Dabei trat ich einen Schritt auf ihn zu, – weshalb, weiß ich nicht. Er fasste mich am Kragen und befahl mir, mich auf die Lafette zu setzen. „Nein“, widerredete ich, „Sie haben mir mal verboten, mich in Ihrer Gegenwart zu setzen, – ich tu's nicht!“

„Tu's nicht!“, keifte er, wobei er mich fast erdrosselte. Ich konnte nicht sprechen, hob aber die Hand, um mir Luft zu machen. Hierauf wiederholte er: „Sie wollen nicht?“ und gab mir einen heftigen Schlag ins Gesicht. Ich, mit nochmaligem „Nein“, war so kühn, ihn anzuspucken.

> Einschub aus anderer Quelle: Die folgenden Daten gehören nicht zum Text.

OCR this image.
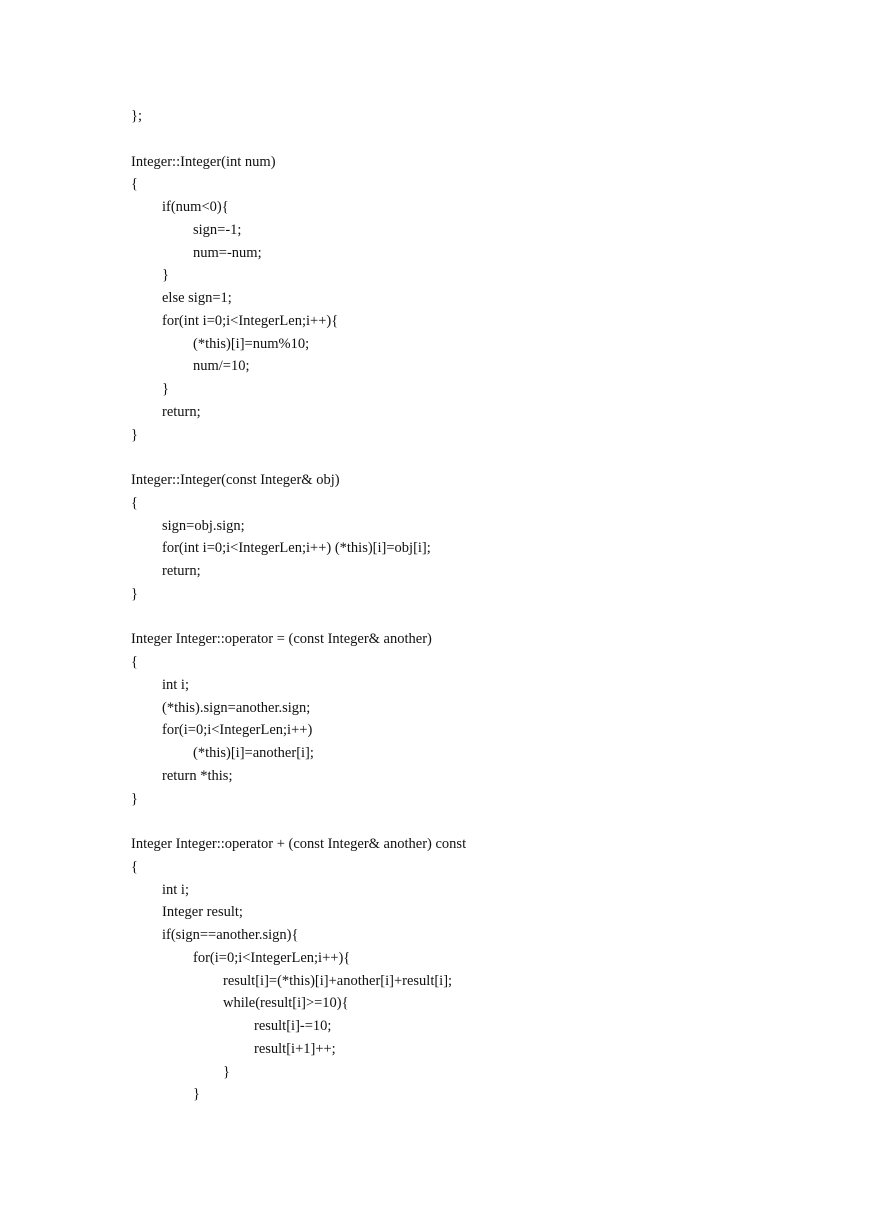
};
Integer::Integer(int num)
{
if(num<0){
sign=-1;
num=-num;
}
else sign=1;
for(int i=0;i<IntegerLen;i++){
(*this)[i]=num%10;
num/=10;
}
return;
}
Integer::Integer(const Integer& obj)
{
sign=obj.sign;
for(int i=0;i<IntegerLen;i++) (*this)[i]=obj[i];
return;
}
Integer Integer::operator = (const Integer& another)
{
int i;
(*this).sign=another.sign;
for(i=0;i<IntegerLen;i++)
(*this)[i]=another[i];
return *this;
}
Integer Integer::operator + (const Integer& another) const
{
int i;
Integer result;
if(sign==another.sign){
for(i=0;i<IntegerLen;i++){
result[i]=(*this)[i]+another[i]+result[i];
while(result[i]>=10){
result[i]-=10;
result[i+1]++;
}
}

Seine rote Fratze lief augenblicklich fast blau an. Er konnte kein Wort hervorbringen, schleuderte mich von sich und kehrte, fast berstend vor Grimm, in seine Kajüte zurück. Viele Offiziere, besonders Kadetten, scharten sich um mich. Ich erhob mich von der Lafette, auf die ich gefallen war. Zwei Backskameraden kamen auf mich zu: „Recht so, Junge, nur keine Bange!“

„Seh ich vielleicht bangbüxig aus?“

Mit Sonnenuntergang durfte ich runter, sollte mich aber nie wieder an Deck zeigen. Den dickbäuchigen schottischen Capitano hab ich nicht mehr gesehn. –

Nun begann für mich ein einziger Festtag. Ich erhielt meine Schmöker und bemühte mich, durch Lesen meine Bildungsmängel auszugleichen. Der Schreiberling erholte sich. Zwar machte er immer einen großen Bogen um mich; aber ich war boshaft genug zu sagen: „Wenn Sie auch Schreiber sind – stibitzen Sie künftig keine Bücher mehr, und schlagen Sie keinen Gentleman!“ Dabei deutete ich auf einen großen Schmiss auf seiner Wange. Er war der Sprössling des Schneiders unsers edlen Kapitäns, seine Bestallung ein echt schottischer Einfall, um – die Rechnung bei seinem Vater zu begleichen.

Eine Weltreise. – Außer Hörweite der Heimat. – Die Schiffsfarm und ihre Nutznießer.

Als wir wieder einen englischen Hafen anliefen, wurde ich einem Wachschiff in Spithead überwiesen. Von meinem Vater hörte ich keinen Ton. Ich war noch jung, aber stolz genug, nutzlose Gegenvorstellungen, jämmerliche Klagen zu unterlassen, und einsichtig genug, auszuharren. Von Kind an war ich abgestumpft gegen aufgezwungene Befehle; deswegen suchte ich gleichgültig dreinzuschauen und runzelte die Stirn, um meine innere Erregung zu tarnen.